Hovering just below the radar within vacation home property investment is the destination club. The concept has been at the fringes of investment for some time, and it’s received its share of bad press – some of it deserved. Destination clubs are meant to provide investors with a diverse, low-risk portfolio of second homes without the hassles or economic and political dangers of owning a single property in a single location. As a bonus, investors get private access to a variety of five-star properties.

It’s been a bumpy ride for the relatively new property concept. Some of the most prominent (largely American) clubs include Exclusive Resorts, Quintess, Dream Catcher Retreats and Private Escapes. Others like Ultimate Escapes, Portofino and Private Retreats – one of the first on the destination club bandwagon – have all filed for some sort of bankruptcy. But the highlight, or lowlight, was the spectacular implosion of High Country Club in 2009, replete with lawsuits, finger-pointing, accusations of fraud and 375 seething investors out more than US$7 million.

“They were definitely the remnants of timeshare, and you got usage but not ownership. I would not join a scheme like that. We turned the model on its head and put all the properties in a fund that is in its entirety owned by the members of the fund,” says Mike Balfour, chair of The Hideaways Club, an accountant by training and the founder of Fitness First. Working out of offices in London, Hong Kong and Singapore, the Club’s current funds are the Classic Collection, which comprises a growing portfolio of villa properties in Majorca, Croatia, Thailand, South Africa and Switzerland among others, and the City Collection launching in May of this year. That will operate in premium urban centres such as Milan, New York, Paris, Miami and London, expanding to 120 over the next three years.

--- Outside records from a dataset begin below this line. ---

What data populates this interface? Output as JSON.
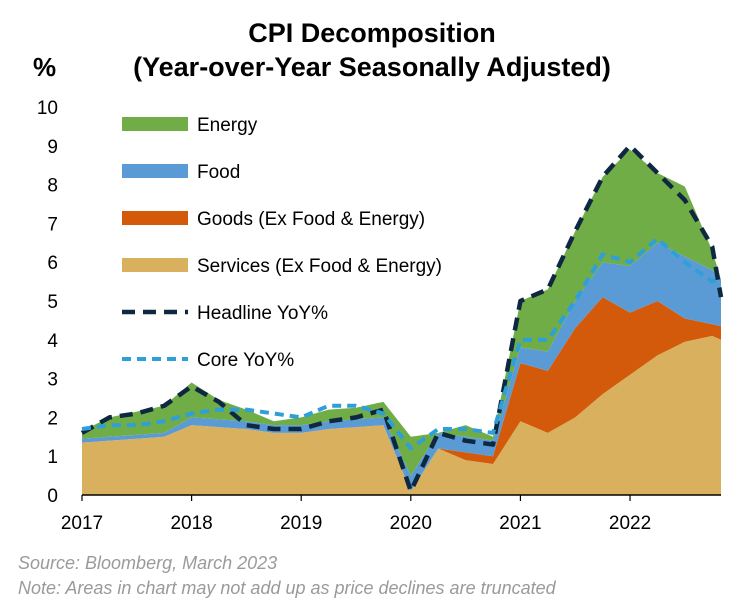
{
  "chart_data": {
    "type": "area",
    "title_line1": "CPI Decomposition",
    "title_line2": "(Year-over-Year Seasonally Adjusted)",
    "ylabel": "%",
    "ylim": [
      0,
      10
    ],
    "yticks": [
      "0",
      "1",
      "2",
      "3",
      "4",
      "5",
      "6",
      "7",
      "8",
      "9",
      "10"
    ],
    "xlim": [
      2017,
      2022.83
    ],
    "xticks": [
      "2017",
      "2018",
      "2019",
      "2020",
      "2021",
      "2022"
    ],
    "grid": false,
    "legend_position": "top-left",
    "x": [
      2017.0,
      2017.25,
      2017.5,
      2017.75,
      2018.0,
      2018.25,
      2018.5,
      2018.75,
      2019.0,
      2019.25,
      2019.5,
      2019.75,
      2020.0,
      2020.25,
      2020.5,
      2020.75,
      2021.0,
      2021.25,
      2021.5,
      2021.75,
      2022.0,
      2022.25,
      2022.5,
      2022.75,
      2022.83
    ],
    "stacked_series": [
      {
        "name": "Services (Ex Food & Energy)",
        "color": "#d9b15e",
        "values": [
          1.35,
          1.4,
          1.45,
          1.5,
          1.8,
          1.75,
          1.7,
          1.6,
          1.6,
          1.7,
          1.75,
          1.8,
          0.1,
          1.2,
          0.9,
          0.8,
          1.9,
          1.6,
          2.0,
          2.6,
          3.1,
          3.6,
          3.95,
          4.1,
          4.0
        ]
      },
      {
        "name": "Goods (Ex Food & Energy)",
        "color": "#d35a0a",
        "values": [
          0.0,
          0.0,
          0.0,
          0.0,
          0.0,
          0.0,
          0.0,
          0.0,
          0.0,
          0.0,
          0.0,
          0.0,
          0.0,
          0.0,
          0.2,
          0.2,
          1.5,
          1.6,
          2.3,
          2.5,
          1.6,
          1.4,
          0.6,
          0.3,
          0.35
        ]
      },
      {
        "name": "Food",
        "color": "#5b9bd5",
        "values": [
          0.1,
          0.1,
          0.1,
          0.1,
          0.2,
          0.2,
          0.2,
          0.2,
          0.2,
          0.2,
          0.2,
          0.2,
          0.4,
          0.4,
          0.4,
          0.4,
          0.4,
          0.5,
          0.7,
          0.9,
          1.2,
          1.5,
          1.6,
          1.4,
          1.2
        ]
      },
      {
        "name": "Energy",
        "color": "#70ad47",
        "values": [
          0.2,
          0.5,
          0.6,
          0.7,
          0.9,
          0.5,
          0.3,
          0.1,
          0.2,
          0.3,
          0.3,
          0.4,
          1.0,
          0.0,
          0.3,
          0.1,
          1.2,
          1.6,
          1.8,
          2.2,
          3.0,
          1.8,
          1.8,
          0.5,
          0.0
        ]
      }
    ],
    "line_series": [
      {
        "name": "Headline YoY%",
        "color": "#0e2841",
        "values": [
          1.6,
          2.0,
          2.1,
          2.3,
          2.8,
          2.4,
          1.8,
          1.7,
          1.7,
          1.9,
          2.0,
          2.2,
          0.1,
          1.6,
          1.4,
          1.3,
          5.0,
          5.3,
          6.8,
          8.2,
          9.0,
          8.3,
          7.6,
          6.4,
          5.1
        ]
      },
      {
        "name": "Core YoY%",
        "color": "#2e9fd8",
        "values": [
          1.7,
          1.8,
          1.8,
          1.9,
          2.1,
          2.2,
          2.2,
          2.1,
          2.0,
          2.3,
          2.3,
          2.1,
          1.2,
          1.7,
          1.7,
          1.6,
          4.0,
          4.0,
          5.0,
          6.2,
          6.0,
          6.6,
          6.0,
          5.5,
          5.6
        ]
      }
    ],
    "legend": [
      "Energy",
      "Food",
      "Goods (Ex Food & Energy)",
      "Services (Ex Food & Energy)",
      "Headline YoY%",
      "Core YoY%"
    ]
  },
  "footer": {
    "source": "Source: Bloomberg, March 2023",
    "note": "Note: Areas in chart may not add up as price declines are truncated"
  }
}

Each of Hideaway’s properties comes with a dedicated local concierge that completes the lifestyle element. The properties, which the Club sources itself, guarantee spacious accommodations to suit families with kids to amuse and friends on a city break alike.

However Balfour concedes a degree of reeducation is needed. In this post-2008 Bernie Madoff world, “funds” and “schemes” are dirty words and “timeshare” has long been reduced to punchline status. “New concepts have to be explained. Our role is not a sales role. It’s an explaining role. It’s a very transparent model. All we’re doing is professionally buying a great number of luxury properties all over the world. Those properties are owned by a company, and when a member joins he buys a share in that company. It’s just like if you bought a share in any company on the stock exchange.” Balfour emphasises there is a maximum number of shares each member can buy, the properties are debt-free, wholly owned by members with veto power over what the company purchases and the fund’s board is made up of impartial Financial Services Commission representatives.

HC certainly isn’t the only travel investment club out there, but it’s one of a handful based outside the United States. Balfour insists that many of those negative perceptions stem from clubs not practising what they preach – or at least what we assume they’re preaching. As an example, Hong Kongbased LuxLife references investor equity, but, Balfour points out, demands “an ‘entry fee’. There is no corporate structure, no corporate governance, no equity share. It’s a usage scheme, not an equity scheme … We offer ownership, security and capital appreciation. They allude to it but it’s nothing more than old timeshare.”

A pressing concern could stem from the potential for an imbalance between investors seeking to cash out and the number buying. Without enough new buyers to cover buyout costs, outgoing investors could be left in the cold, an issue Balfour admits is valid. “Very simply we would create a queue. However you have to ask yourself what is the likelihood of that happening,” he explains. “With 150 members joining the Classic fund each year and about 5 to 8 leaving it, there would have to be a change in circumstances of enormous proportions for that to happen. If such a change did occur, and it would have to be an economic meltdown, then I would suggest we would all be suffering far more pressing problems than our Hideaways investment.” That’s another way of saying that losing even the premium membership fee would hurt less than being forced to sell one property at fire sale prices – as is happening now in Spain. “There are risks with anything but the degree of risk is minimal.”

Top tier memberships run ?250,000 with an annual fee. That’s pricey but Balfour believes the fee offers more value for money than single property ownerships and is worth its weight for simplifying vacation plans for the kind of overwhelmed professionals that make up its membership. “We started [the business] by looking at the inefficiencies of second home ownership,” which includes maintenance, obligations, endless fees, legalities – all done remotely. The goal is for owners to have no surprises, and as an investment there is indeed a return in the form of capital appreciation on the fund (6 percent annually for the last three years) and individual cash savings. But more than that, there’s no vacationing in the same spot every year. “It’s a lifestyle investment and a family asset,” Balfour enthuses. “Why own one property when [you] can own a hundred?”